Much of the spacewalk was devoted to arranging connectors and cables for various probes and experiments, and ensuring the reliability of telemetry from the data-gathering equipment.
Fincke and Lonchakov discovered a problem with the data transmission of a device they installed on a small platform outside the station's Zvezda module. The European Space Agency experiment was supposed to gather data on the effects of the space environment on a variety of materials.
"I think we have done all we can. Why isn't it working?" Lonchakov said after reconnecting the cables several times. They disassembled the experiment to take it back inside the station.
They successfully placed another device on the same platform to measure the plasma environment around the station. The pair also removed a biological experiment known as Biorisk 2.
Fincke and Lonchakov attached cables and performed other tasks as the sun periodically rose and set on the cosmic construction site. They joked with each other early in the spacewalk and appeared to be in a relaxed mood.

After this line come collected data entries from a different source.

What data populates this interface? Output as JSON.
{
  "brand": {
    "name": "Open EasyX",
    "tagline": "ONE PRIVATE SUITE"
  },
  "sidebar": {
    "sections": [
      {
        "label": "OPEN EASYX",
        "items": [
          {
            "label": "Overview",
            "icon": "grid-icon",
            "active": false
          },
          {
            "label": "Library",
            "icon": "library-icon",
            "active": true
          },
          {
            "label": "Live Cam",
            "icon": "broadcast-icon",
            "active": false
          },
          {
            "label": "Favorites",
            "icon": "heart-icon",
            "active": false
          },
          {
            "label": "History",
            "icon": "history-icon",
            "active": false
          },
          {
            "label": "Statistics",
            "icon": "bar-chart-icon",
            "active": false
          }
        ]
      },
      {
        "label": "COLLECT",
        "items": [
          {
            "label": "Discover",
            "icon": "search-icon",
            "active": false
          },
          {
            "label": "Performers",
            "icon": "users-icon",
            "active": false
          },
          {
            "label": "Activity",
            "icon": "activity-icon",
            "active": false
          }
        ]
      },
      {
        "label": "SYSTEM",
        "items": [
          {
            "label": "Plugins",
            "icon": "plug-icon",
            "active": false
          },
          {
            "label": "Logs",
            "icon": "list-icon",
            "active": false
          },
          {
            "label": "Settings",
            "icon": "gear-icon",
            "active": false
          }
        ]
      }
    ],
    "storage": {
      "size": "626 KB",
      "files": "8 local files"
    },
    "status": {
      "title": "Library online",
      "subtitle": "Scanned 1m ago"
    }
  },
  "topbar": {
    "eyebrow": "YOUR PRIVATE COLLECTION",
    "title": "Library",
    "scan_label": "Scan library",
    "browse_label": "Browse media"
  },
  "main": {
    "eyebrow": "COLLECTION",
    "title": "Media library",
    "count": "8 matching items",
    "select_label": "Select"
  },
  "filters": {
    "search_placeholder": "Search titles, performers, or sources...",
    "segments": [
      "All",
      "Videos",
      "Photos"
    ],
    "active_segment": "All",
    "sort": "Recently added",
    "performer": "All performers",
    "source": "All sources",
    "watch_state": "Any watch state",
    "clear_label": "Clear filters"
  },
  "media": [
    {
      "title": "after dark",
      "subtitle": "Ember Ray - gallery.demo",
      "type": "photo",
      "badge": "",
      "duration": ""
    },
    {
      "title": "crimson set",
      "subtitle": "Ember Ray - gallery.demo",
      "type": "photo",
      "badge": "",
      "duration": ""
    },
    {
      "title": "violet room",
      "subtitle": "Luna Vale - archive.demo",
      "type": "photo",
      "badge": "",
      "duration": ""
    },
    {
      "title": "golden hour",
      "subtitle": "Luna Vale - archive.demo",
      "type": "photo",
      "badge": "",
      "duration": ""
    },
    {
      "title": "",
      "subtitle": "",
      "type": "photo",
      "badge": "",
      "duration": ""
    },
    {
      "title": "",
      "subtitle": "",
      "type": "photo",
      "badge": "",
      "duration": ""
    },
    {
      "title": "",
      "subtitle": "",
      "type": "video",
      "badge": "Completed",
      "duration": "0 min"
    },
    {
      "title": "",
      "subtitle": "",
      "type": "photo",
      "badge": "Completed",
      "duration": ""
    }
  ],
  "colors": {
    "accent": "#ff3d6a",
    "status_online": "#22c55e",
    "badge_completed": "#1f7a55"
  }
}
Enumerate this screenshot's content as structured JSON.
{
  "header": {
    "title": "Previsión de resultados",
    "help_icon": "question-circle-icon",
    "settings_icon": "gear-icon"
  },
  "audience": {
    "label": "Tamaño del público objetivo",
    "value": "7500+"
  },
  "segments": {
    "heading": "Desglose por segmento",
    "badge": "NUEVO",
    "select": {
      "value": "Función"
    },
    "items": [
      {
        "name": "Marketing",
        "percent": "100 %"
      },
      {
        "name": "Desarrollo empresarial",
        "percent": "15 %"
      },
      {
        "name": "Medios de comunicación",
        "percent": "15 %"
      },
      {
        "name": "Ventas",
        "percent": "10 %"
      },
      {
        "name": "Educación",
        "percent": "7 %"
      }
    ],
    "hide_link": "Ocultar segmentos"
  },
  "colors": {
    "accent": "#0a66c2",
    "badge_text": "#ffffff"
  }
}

"Misha, look this way, I'm taking a picture of you," Lonchakov said.
"You are like paparazzi," Fincke said.
It was Fincke's fifth spacewalk, Lonchakov's first and the 119th spacewalk conducted from the international space station.
U.S. Flight Engineer Sandra Magnus, the third member of the station's Expedition 18, was inside the station helping coordinate the mission with centers in Houston and in Korolyov, Russia, just outside of Moscow.